Mais, bien sûr, rien n’égale le cauchemar de ses parents, Noam et Aviva, sans preuve de vie de leur fils depuis octobre 2009. Ils ont choisi de vivre sous une tente, devant la résidence de Netanyahu, pour rappeler chaque jour l’existence engloutie du plus jeune otage du monde, enlevé alors qu’il effectuait son service militaire au sud d’Israël. 

Cette semaine, Noam a pourtant quitté son campement pour venir à Paris. Une nouvelle tentative contre l’oubli à un nouveau moment de l’Histoire : l’heure est à la réconciliation entre le Fatah et le Hamas. La proclamation de l’Etat palestinien devant l’ONU est prévue en septembre. La détention au secret du jeune homme, otage et non prisonnier de guerre, captif de l’aile militaire du Hamas, tombé dans la solitude noire des sans-droits, constitue dans ce contexte un véritable boulet pour la respectabilité d’un gouvernement palestinien d’unité nationale, impatient d’arracher une reconnaissance au monde. 

C’est pourquoi Noam Shalit a décidé de porter plainte en France – Gilad est aussi français- pour enlèvement, séquestration, actes de torture et barbarie. Selon les termes de la procédure, deux juges seront chargés de procéder à toutes les investigations nécessaires, à Gaza, et de  lancer des commissions rogatoires. Que la justice française se mette de la partie, voilà qui devrait déranger le Hamas tout autant que le Fatah en plein processus de rapprochement. 

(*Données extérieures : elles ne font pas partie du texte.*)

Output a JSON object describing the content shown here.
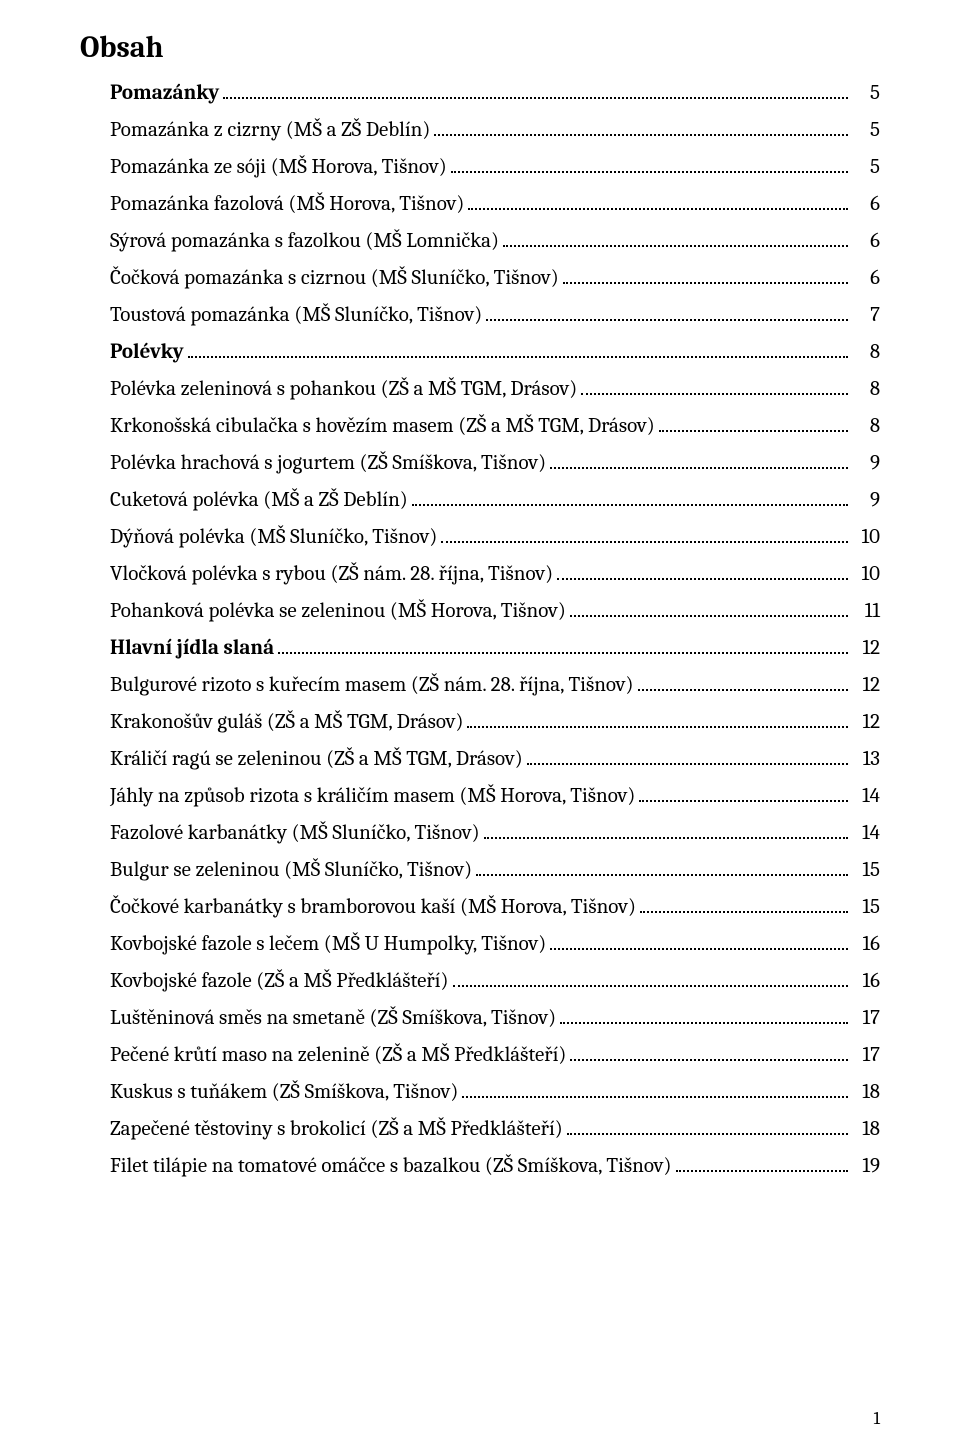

Depuis cinq ans, les parents de Gilad ont tant espéré et tant désespéré… Leur fils, tout le monde en parle et personne. Les résolutions internationales exigeant sa libération se sont multipliées : celle du Parlement européen, du Bundestag, l’appel de Barack Obama, de Ban-Ki-moon, secrétaire général des Nations Unies, celui d’Angela Merkel, de Nicolas Sarkozy…Pourtant rien ne se passe, les médiations s’enlisent dans l’affreux marécage du conflit israélo-palestinien. L’aile politique du Hamas ne peut ou ne veut rien exiger de l’aile militaire. 

« Il s’agit pourtant d’un cas humain, mon fils ne se battait pas, nous ne savons plus rien de lui et nous  voulons le revoir un jour » martèle doucement Noam Shalit qui, le jour où nous l’avons rencontré à Paris, devait voir dans l’après-midi Martine Aubry, Jean-François Copé, et attendait un rendez-vous avec Sarkozy. Objectif: que la libération du jeune homme fasse partie des exigences mises par la France à une éventuelle reconnaissance de l’Etat palestinien. « Les politiques sont très réactifs » commentent des proches de la famille, « à Jérusalem, Alain Juppé est venu sous la tente des Shalit et les a assurés de son soutien… » Ce 1828ème jour de l’enlèvement de Gilad, le carnet de rendez-vous de Noam à Paris était donc plein. Pour l’instant, cela ne changeait rien à la détresse d’un homme dont le fils se trouve depuis cinq ans quelque part au fond de l’inconnu.